No, Bot! UN Ponders Regulations for Killer Robots
Today in international tech news: The United Nations discusses legislation to prevent robots from running amok. Also: Europe tells Internet companies to forget about it; privacy-loving Brits file legal challenge against the nation's NSA equivalent; and Alibaba tries to tighten up its counterfeit offerings.
May 14, 2014 10:52 AM PT
In a move that could complicate the creation of any more Terminator movies, United Nations diplomats on Tuesday discussed international laws to govern, or simply ban, the use of killer robots.
This was the first time that a UN meeting was devoted entirely to the topic, which makes sense given that the robots in question don't yet exist.
That said, the UN wants to be proactive: "All too often, international law only responds to atrocities and suffering once it has happened," said Michael Moeller, the acting head of the UN's European headquarters in Geneva.
Moeller implored the international community to take "preemptive action to ensure that the ultimate decision to end life remains firmly under human control."
Groups such as the Campaign to Stop Killer Robots and Humans Rights Watch have called for a ban on robot killing machines.
[Source: The Associated Press]
EU Tells Web Companies to Forget About It
Internet companies can be forced to remove irrelevant or excessive personal information from search results, according to a Tuesday ruling from the Court of Justice of the European Union.
The ruling upheld a complaint filed by a Spanish man who was miffed that Google searches for his name revealed links to a 1998 newspaper piece about his home being repossessed.
In 2012, the European Commission proposed that people should have the "right to be forgotten," a phrase that has, at least in Europe, has come to define this debate.
Following this week's decision, companies like Google can be required to remove content that fits the (exceptionally ambiguous) criteria of being "inadequate, irrelevant or no longer relevant, or excessive in relation to the purposes for which they were processed and in the light of the time that has elapsed."
The ruling contradicts a non-binding agreement, published last June, in which a key advisor to the European Court of Justice stated that Google could not, in fact, be compelled to erase such data.
Privacy-Loving Brits File Legal Challenge
Privacy advocates in Britain introduced a legal challenge against the nation's top intelligence agency -- National Security Agency compadre Government Communications Headquarters, or GCHQ -- claiming that it engaged in illegal hacking.

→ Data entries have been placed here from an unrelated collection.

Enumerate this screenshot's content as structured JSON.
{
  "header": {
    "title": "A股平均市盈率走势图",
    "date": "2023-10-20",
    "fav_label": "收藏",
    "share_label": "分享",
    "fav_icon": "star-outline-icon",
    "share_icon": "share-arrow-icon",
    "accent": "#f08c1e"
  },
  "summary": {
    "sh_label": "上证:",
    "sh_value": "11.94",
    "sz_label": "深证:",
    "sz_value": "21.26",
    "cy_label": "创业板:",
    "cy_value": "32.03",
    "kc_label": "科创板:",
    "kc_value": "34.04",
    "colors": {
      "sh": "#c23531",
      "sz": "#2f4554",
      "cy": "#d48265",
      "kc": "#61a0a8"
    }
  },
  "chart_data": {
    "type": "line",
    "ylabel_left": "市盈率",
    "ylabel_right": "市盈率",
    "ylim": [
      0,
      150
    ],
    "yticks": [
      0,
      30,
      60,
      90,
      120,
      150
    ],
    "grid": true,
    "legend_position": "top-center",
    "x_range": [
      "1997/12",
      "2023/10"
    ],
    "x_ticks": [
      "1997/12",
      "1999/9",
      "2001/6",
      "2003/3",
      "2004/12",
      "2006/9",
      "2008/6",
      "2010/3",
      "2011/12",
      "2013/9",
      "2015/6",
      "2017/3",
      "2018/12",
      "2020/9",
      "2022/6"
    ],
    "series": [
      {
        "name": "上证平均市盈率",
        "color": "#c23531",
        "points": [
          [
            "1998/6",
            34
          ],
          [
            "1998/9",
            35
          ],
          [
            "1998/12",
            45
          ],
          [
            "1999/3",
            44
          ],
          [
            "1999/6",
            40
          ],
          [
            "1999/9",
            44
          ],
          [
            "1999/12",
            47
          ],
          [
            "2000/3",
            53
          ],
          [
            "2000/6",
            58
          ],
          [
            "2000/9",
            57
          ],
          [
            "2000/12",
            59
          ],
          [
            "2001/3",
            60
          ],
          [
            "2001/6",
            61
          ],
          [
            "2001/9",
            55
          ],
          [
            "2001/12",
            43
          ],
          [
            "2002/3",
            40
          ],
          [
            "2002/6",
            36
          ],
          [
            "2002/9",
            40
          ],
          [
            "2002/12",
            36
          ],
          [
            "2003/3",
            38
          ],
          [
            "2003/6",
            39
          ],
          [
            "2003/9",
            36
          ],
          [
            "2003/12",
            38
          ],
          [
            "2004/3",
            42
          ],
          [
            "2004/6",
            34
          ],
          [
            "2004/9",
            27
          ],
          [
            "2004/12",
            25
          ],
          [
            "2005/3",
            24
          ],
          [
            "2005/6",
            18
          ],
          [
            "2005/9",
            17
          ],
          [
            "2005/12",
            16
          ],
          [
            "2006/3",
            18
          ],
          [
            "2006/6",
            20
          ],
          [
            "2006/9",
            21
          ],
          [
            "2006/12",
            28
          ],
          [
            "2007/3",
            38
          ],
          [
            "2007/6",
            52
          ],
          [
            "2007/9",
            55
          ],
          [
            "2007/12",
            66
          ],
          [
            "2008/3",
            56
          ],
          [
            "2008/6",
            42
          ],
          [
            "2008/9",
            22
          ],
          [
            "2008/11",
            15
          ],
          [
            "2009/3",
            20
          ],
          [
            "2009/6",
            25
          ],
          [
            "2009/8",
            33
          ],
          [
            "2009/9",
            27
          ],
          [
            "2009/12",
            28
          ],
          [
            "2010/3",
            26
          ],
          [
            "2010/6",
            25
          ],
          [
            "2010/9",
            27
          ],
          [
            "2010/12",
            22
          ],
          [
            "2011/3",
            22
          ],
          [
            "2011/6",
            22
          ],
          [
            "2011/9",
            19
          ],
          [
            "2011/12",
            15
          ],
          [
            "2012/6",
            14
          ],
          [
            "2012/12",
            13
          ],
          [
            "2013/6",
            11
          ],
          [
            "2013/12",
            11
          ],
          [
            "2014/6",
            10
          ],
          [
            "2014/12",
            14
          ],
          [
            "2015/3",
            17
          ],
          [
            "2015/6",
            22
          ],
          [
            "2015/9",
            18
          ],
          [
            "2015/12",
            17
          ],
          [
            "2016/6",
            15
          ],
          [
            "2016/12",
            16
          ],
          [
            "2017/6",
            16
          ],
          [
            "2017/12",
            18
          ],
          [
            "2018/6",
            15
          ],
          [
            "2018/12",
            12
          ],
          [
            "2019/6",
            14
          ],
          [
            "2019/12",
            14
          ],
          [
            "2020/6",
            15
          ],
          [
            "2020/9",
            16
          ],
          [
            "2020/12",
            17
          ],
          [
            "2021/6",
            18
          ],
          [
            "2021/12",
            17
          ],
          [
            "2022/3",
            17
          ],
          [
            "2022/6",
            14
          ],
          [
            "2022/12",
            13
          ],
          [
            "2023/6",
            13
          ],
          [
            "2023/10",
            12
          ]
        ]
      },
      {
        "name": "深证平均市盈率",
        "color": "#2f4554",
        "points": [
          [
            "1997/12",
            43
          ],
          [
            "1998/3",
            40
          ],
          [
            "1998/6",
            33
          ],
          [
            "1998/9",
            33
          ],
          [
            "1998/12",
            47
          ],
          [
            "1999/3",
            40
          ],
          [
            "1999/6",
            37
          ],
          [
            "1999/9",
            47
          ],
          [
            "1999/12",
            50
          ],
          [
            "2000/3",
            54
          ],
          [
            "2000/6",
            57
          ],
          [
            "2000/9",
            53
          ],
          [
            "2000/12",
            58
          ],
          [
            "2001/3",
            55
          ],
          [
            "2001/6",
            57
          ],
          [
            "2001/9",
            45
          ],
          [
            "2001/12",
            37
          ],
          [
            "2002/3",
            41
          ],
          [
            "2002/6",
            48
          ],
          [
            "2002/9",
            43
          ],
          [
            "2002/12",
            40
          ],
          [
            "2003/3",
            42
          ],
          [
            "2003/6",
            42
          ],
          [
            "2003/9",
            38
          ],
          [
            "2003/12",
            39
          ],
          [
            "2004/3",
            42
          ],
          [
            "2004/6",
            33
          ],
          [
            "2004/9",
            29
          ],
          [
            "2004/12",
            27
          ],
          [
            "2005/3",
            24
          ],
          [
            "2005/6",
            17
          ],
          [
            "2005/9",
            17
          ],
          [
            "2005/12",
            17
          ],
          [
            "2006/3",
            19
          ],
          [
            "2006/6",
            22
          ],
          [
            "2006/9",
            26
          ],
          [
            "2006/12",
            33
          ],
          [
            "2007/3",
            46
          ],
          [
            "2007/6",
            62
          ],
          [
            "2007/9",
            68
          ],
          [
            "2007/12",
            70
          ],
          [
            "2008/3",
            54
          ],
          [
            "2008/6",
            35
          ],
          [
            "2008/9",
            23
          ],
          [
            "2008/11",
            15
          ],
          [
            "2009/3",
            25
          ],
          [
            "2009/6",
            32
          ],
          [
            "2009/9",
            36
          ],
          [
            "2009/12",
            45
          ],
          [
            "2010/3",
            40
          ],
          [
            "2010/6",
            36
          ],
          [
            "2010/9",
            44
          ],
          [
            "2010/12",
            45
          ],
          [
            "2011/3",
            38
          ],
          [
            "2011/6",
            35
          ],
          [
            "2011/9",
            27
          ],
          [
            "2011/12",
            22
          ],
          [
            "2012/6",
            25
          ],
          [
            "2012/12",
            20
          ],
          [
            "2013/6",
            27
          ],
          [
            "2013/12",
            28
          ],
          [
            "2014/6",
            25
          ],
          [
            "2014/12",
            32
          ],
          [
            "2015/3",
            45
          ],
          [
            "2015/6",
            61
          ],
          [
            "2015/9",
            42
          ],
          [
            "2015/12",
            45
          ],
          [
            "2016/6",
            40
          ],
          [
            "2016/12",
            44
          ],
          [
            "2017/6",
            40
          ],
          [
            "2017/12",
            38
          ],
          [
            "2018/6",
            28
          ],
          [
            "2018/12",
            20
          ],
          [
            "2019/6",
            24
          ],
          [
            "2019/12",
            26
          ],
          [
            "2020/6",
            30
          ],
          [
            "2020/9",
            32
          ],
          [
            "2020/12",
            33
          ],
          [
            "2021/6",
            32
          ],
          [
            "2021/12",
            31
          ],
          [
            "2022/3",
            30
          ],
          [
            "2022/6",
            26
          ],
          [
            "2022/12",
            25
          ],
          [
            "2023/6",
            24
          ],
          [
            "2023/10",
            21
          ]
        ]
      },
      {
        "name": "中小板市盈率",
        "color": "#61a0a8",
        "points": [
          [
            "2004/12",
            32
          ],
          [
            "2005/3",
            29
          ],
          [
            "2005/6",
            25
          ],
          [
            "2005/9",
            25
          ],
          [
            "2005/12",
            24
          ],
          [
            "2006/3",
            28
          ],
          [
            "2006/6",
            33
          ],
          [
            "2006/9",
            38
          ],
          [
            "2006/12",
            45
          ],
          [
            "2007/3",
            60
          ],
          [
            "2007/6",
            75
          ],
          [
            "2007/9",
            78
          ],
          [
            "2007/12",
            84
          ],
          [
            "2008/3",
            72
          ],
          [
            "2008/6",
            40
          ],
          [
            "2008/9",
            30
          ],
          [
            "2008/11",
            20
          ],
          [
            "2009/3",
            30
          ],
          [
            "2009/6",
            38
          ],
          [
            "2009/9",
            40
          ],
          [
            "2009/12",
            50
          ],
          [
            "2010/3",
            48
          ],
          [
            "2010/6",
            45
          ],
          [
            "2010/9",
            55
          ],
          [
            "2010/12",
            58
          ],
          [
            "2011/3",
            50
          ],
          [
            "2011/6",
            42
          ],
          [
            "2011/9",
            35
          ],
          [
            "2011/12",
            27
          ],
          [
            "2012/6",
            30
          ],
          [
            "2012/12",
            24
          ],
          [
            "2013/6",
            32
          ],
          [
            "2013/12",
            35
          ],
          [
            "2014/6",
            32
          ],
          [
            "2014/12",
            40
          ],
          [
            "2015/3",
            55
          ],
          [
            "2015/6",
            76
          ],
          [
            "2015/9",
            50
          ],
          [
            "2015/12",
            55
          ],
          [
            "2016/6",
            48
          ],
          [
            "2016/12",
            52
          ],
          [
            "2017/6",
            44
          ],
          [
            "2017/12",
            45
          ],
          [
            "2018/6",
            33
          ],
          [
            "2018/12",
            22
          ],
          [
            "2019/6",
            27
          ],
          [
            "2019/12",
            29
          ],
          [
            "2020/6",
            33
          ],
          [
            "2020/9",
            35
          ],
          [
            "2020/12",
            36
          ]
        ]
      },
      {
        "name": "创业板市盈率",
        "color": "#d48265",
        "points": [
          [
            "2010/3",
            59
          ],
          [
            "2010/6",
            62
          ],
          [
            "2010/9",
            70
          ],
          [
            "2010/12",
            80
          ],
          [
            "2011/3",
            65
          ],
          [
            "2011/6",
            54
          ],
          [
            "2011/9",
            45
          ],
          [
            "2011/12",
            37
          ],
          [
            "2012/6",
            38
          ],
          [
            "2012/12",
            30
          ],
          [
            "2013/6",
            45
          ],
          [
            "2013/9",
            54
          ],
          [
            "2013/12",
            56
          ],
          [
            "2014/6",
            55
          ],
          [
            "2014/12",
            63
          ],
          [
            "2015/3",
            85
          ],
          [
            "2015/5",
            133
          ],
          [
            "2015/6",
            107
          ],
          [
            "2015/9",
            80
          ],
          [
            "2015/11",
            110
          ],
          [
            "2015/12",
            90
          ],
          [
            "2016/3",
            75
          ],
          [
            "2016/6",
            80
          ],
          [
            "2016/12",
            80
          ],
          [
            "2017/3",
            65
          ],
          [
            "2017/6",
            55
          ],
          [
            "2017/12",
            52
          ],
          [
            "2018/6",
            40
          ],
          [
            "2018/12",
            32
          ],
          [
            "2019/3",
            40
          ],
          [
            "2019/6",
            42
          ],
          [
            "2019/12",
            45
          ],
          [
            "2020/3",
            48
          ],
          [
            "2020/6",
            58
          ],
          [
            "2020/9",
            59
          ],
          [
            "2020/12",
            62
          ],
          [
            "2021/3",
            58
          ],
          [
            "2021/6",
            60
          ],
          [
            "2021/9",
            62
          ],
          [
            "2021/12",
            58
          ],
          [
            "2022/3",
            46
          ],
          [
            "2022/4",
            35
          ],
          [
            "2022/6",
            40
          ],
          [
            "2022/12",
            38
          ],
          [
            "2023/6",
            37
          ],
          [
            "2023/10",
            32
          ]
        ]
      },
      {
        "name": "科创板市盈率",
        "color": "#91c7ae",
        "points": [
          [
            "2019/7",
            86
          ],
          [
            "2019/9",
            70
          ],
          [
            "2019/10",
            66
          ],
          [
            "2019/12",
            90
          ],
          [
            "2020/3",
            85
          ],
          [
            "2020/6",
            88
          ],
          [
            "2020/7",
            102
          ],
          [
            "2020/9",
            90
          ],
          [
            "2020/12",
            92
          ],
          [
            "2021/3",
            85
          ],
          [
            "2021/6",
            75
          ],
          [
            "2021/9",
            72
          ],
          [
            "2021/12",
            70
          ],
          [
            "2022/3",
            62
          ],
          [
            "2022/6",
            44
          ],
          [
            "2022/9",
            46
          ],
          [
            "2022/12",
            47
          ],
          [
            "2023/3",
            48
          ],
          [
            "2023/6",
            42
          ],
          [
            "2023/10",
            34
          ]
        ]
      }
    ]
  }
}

The complaint, filed by Privacy International, centers on GCHQ's use of malware that enabled it to turn on a computer's microphone and camera without the owner's consent.
The GCHQ programs are the "modern equivalent of the government ... rummaging through your filing cabinets, diaries, journals and correspondence," reads a statement from Privacy International.
In February, news broke that GCHQ had intercepted and collected millions of images of people via Yahoo webcam chats. Some of the images were sexually explicit.
[Source: The New York Times]
Aussie Spies Sought US Help
The Australian Signals Directorate, the nation's electronic espionage agency, sought help from American spies as part of its efforts to monitor communications of Australian citizens, according to a new book by Glenn Greenwald, the journalist who first set the Edward Snowden snowball in motion.
In No Place to Hide, Greenwald cites Snowden docs, revealing that the Australian Signals Directorate "pleaded" with the NSA to expand its intelligence partnership.
Greenwald's book also claims that the Australian Signals Directorate and NSA worked together to collect intelligence that led to the arrest of a terrorist involved in the 2002 Bali bombings.
[Source: The Age]
Alibaba Stiffens on Counterfeits Ahead of IPO
Chinese e-commerce giant Alibaba, which last week filed for its much anticipated initial public offering, is touting its intellectual property-protection bona fides.
In recent years, the company has intensified its efforts to rid itself of fake goods, which are notoriously pervasive in China.
Alibaba's IPO filing conceded that the perception that its offerings are full of fakes could negatively impact business, but the company reportedly is doing what it can -- including spending US$16 million per year to stop counterfeits -- to remedy that image.